Another example of flexibility was that one of my Sergeants couldn’t get two weeks off work last year to attend an annual exercise. To get around this we organised for him to do a reduced commitment which meant that he came out for nine days (Saturday through to the Sunday of the next weekend) so that he only had to take five days leave for the Army Reserve that year.
Certain employers do give members of the Army Reserve extra time off for annual exercise; the NHS gives fifteen days extra leave a year to attend the Army Reserve and the Civil Service gives ten days a year to its staff to attend their annual exercise. However the expectation is that Reservists only have two weeks a year and training is organised accordingly.
Being a Reserve Officer will add to your CV. In my experience the biggest positive is the amount of responsibility you get given from a young age. There are very few employers who will give a person in their early twenties a team of 25-30 people to lead and manage. The Army provides excellent training on how to write your soldiers annual reports and I’ve used this training in my civilian career to help me when writing feedback for members of my team.
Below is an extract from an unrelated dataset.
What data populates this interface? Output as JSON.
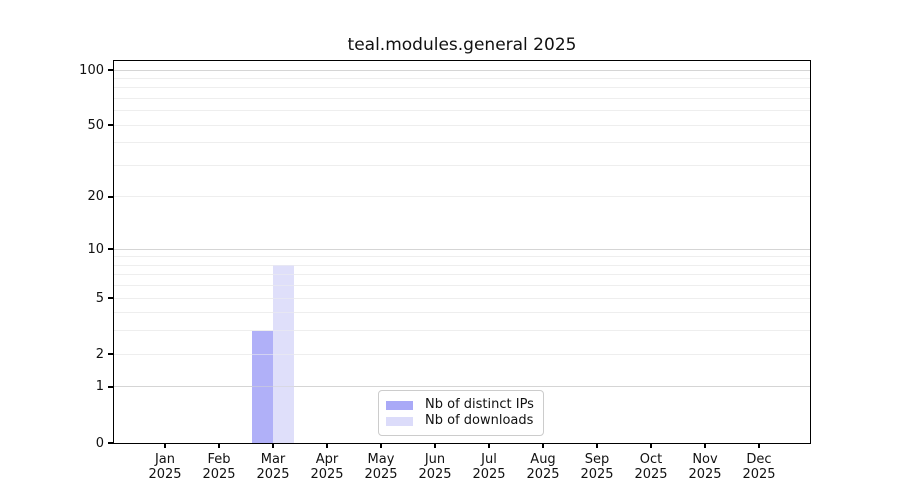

Being an Army Reserve Officer will also reinforce existing skills. Last year I took 30 Reservists from our Squadron on a multi-national exercise in South Dakota, America as a part of a larger group of 90 Reservists from across Scotland and Northern Ireland. We worked alongside armed forces from the USA, Canada and Denmark. I was in charge of coordinating the construction of two wooden bridges for the National Park, upgrading three bridges, and constructing two fishing piers. This may seem to be very different from managing releases for a website but the underlying principles are similar.
Overall it is certainly possible to balance a Reserve Officer career and a civilian job. Other officers in my unit have a diverse range of careers ranging from teachers to lawyers, policemen, engineers and civil servants. Being a Reserve Officer will enhance your CV giving you “a second string to your bow” and helping you stand out in a competitive job market.
I would strongly recommend that anyone who is considering a career as an Army Reserve Officer go for it; you do have both the time and the energy. It will be challenging but the rewards are excellent, you’ll meet great people, travel extensively, and experience something unique.